Born in Salt Lake City and raised by an alcoholic father in Denver, Cassady spent much of his youth bouncing between skid-row hotels with his father and in reform schools for car theft. In 1946 Cassady met Jack Kerouac and Allen Ginsberg at Columbia University in New York and quickly became friends with them and the circle of artists and writers there. He took Ginsberg as a lover for a short time and traveled cross-country with Kerouac later. Cassady proved to be the catalyst for the Beat Movement, appearing as the hero Dean Moriarity in Kerouac's On The Road; Ginsberg mentioned him as well, in his ground-breaking poem, Howl ("N.C., secret hero of these poems...").
In the late 1950's, Cassady settled down, married Carolyn Cassady, and went to work for the railroad. While he kept in touch with his Beat counterparts, they drifted apart philosophically.

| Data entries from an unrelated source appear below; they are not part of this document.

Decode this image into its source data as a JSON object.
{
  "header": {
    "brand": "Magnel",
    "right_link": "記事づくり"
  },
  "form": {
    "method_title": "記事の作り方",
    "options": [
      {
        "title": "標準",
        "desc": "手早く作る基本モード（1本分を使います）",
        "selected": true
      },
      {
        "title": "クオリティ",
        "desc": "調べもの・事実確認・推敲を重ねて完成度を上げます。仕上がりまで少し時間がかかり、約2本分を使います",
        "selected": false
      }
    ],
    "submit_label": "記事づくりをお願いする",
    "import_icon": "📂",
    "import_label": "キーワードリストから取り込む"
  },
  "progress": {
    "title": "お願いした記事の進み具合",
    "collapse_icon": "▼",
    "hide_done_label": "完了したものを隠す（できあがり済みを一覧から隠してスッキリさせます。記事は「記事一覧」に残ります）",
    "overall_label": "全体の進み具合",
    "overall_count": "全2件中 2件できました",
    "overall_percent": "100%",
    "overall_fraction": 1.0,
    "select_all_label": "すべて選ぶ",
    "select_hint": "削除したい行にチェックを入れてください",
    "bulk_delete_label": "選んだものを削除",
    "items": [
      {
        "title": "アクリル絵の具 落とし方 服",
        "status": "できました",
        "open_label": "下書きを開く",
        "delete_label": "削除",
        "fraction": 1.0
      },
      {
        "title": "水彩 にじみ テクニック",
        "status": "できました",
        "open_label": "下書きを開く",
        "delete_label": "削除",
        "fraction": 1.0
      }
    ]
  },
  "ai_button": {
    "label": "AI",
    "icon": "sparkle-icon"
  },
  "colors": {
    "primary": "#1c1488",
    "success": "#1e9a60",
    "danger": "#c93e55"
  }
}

In 1964, Cassady met up with Ken Kesey and Tom Wolf, becoming part of the Merry Pranksters and serving as the crazed driver of the bus named Furthur which was immortalized in Wolf's novel, The Electric Kool-Aid Acid Test. He later played a prominent role in the California psychedelic scene of the 1960s.
After a party in Mexico in 1968 he went walking by a railroad track to reach the next town, but passed out in the cold and rainy night wearing nothing but a T-shirt and his jeans. In the morning he was found in a coma by the track and brought to the closest hospital, where he died a few hours later. Kesey retells the story of his death in a short story where Cassady is quoted with mumbling the number of nails in the rail he'd counted so far, as his last words before dying.
Cassady never earned anything for his role in the Beat Movement, but his autobiography The First Third was published posthumonously.